While pundits and partisans argue about what President Obama's second inaugural address bodes for the next four years of political in-fighting, the assault on privacy rights that began under George W. Bush shows no signs of abating under Obama. Just before the New Year, the President signed into law an extension to a warrantless intercept program that infringes on basic legal precepts of privacy and, many argue, directly contradicts the Fourth Amendment.
In all the drama surrounding the "fiscal cliff," the renewal of the FISA Amendments Act (FAA) - the 2008 legislation that allows for warrantless surveillance of the emails, text messages, and internet searches of US citizens - seems to have slipped under the radar.

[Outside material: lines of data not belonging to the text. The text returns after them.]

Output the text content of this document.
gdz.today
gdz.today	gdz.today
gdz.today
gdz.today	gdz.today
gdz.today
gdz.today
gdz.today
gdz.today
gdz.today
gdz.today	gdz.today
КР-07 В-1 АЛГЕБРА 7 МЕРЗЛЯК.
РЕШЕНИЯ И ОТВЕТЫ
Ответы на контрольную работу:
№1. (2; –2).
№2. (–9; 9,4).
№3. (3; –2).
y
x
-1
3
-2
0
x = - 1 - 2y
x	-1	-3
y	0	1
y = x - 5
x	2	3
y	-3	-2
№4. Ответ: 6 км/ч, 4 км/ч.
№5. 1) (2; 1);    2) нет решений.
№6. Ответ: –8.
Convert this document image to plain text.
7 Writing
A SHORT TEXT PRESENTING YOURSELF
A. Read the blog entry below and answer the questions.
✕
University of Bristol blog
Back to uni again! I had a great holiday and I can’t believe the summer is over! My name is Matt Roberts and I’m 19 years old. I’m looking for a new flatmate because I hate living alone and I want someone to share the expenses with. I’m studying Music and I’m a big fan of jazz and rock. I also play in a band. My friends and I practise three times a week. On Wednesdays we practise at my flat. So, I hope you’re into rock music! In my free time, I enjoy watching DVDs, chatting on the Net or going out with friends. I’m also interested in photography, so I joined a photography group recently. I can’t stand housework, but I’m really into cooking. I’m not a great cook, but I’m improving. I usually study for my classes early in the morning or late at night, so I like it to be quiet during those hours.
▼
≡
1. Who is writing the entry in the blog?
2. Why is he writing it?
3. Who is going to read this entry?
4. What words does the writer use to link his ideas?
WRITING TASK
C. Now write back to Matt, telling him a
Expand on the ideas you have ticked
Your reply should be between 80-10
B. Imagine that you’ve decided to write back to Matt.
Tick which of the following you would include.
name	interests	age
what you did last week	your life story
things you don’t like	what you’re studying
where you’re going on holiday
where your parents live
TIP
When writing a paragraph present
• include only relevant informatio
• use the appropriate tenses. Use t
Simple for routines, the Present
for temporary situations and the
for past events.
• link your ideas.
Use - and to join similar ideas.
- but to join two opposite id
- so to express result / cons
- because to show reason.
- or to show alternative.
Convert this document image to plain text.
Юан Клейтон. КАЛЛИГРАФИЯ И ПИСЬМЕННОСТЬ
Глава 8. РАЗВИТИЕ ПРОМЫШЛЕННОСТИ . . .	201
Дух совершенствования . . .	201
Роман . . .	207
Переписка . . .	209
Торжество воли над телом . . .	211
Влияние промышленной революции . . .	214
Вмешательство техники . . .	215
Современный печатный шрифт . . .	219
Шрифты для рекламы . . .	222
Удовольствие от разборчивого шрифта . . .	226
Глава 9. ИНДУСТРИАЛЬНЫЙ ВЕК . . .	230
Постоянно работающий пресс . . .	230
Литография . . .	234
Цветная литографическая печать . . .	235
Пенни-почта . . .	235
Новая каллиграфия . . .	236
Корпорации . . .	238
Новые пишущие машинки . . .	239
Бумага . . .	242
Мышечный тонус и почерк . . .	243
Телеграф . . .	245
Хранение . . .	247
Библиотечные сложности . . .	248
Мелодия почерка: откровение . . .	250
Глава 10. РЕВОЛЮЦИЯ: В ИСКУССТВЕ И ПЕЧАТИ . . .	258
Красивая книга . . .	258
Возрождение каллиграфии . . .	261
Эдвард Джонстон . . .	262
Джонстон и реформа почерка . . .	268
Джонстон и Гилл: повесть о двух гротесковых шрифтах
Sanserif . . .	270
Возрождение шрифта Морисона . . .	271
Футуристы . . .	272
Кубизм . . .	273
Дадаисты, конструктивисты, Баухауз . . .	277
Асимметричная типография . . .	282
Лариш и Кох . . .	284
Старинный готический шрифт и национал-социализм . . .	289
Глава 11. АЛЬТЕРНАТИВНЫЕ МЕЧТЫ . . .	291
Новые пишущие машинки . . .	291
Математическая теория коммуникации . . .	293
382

Under the renewed law, for the next five years the National Security Agency (NSA) can
eavesdrop without a warrant on US citizens who are suspected of engaging in conversations with suspicious non-US-citizens. Conversations have to contain "foreign intelligence information" - but exactly how this broad term is interpreted by the NSA is unclear. What's more, a FISA order on one specific person can be used against entire groups, potentially meaning
blanket surveillance on thousands of Americans at a time.
The 2008 FAA was created in the wake of a journalistic expose revealing how the Bush Administration had circumvented a previous law - the Foreign Intelligence Surveillance Act (FISA) of 1978. That earlier FISA had mandated that the NSA obtain a warrant from a special court if it wanted to spy on Americans. When confronted with the Administration's blatant law breaking, Congress took the route of least resistance, crafting the FAA, which retroactively immunized the culpable parties. It also entrenched the Bush-era blanket surveillance as law.